Déconfinement ou désastre social

Face à la pandémie, ce qu'on a observé, c'est la veille du système capitaliste ou bourgeois par les Etats. Bien qu'on nous dise ici en France, avec une fierté quasi nationale, que le confinement a évité la mort de près de 60.000 personnes. Sans doute, mais le désastre social qui vient, qui est déjà là, a un lot de millions de morts-vivants, rien que pour la seule France. Le confinement dans les conditions d'esclavage moderne est passé totalement à côté de la plaque. Pire, il a même accéléré l'hécatombe sociale.

Dans ces mêmes conditions, le déconfinement n'augure rien d'autre si ce n'est une déconfiture sociale masquée. Un déconfinement où les prolétaires ne pourront même pas aller manifester place de République pour l'expropriation des firmes pharmaceutiques (urgence vitale!). Distanciation sociale oblige.

Hélas, n'est-ce pas que Karl Marx lui-même disait : "les prolétaires n'ont rien à perdre que leurs chaînes. ils ont un monde à gagner. prolétaires de tous les pays, unissez-vous".

Ici, l'on souhaiterait que les prolétaires soient les jeunes de tous les pays, et en particulier d'Afrique. Ils n'ont aucune raison d'accepter ce monde qui est en train d'avancer. A bas la propriété privée bourgeoise! 

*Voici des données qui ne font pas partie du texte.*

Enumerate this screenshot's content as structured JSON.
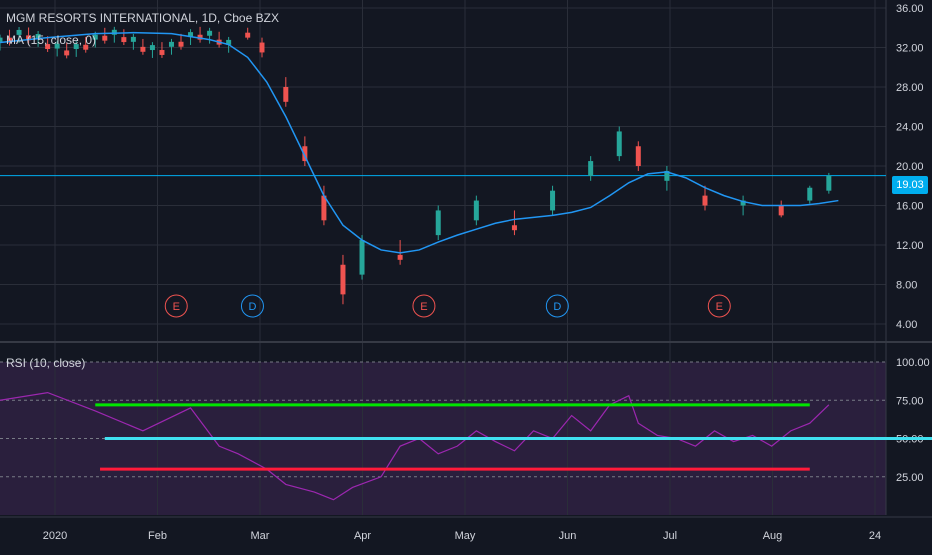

Les dirigeants sont bien contents aujourd'hui d'avoir affaire à une "masse d'enfants" qui vivent la peur au ventre et à qui l'on apprend comment se tenir en société, comment marcher, comment manger, comment faire du sport, comment tousser, etc. 

"Les masses sont obsédées par le désir d'échapper à la réalité, parce que dans leur déracinement essentiel, elles ne peuvent plus en supporter les aspects accidentels et incompréhensibles. […] La fuite des masses devant la réalité est une condamnation du monde dans lequel elles sont contraintes de vivre et ne peuvent subsister, puisque la coïncidence en est devenue la loi suprême et que les êtres humains ont besoin de transformer constamment les conditions chaotiques et accidentelles en un schéma humain d'une relative cohérence.", in Les Origines du totalitarisme, Annah Arendt.

Si Macron et sa bande nous sont si précieux, si incontournables, si impérieux, en temps d'épidémie ou de pandémie, cela revient à dire qu'ils sont une chance pour la France...pour le Monde. Ce qui est pure folie au regard de la stricte réalité. 

Il est vrai, dans cette folie collective, qu'il est beaucoup question de science, mais là encore, les mots d'une Annah Arendt sont d'une totale justesse:  "La scientificité de la propagande totalitaire se caractérise par l'accent qu'elle met presque exclusivement sur la prophétie scientifique, par opposition à la référence plus traditionnelle au passé."

N'a t-on pas entendu le premier ministre nous mettre en garde contre une deuxième vague (prophétie scientifique) si on ne respectait pas scrupuleusement les consignes de son gouvernement? Comment ne pas croire, comme dit l'autre, qu'il s'agit là d'une "hypothèse fantaisiste".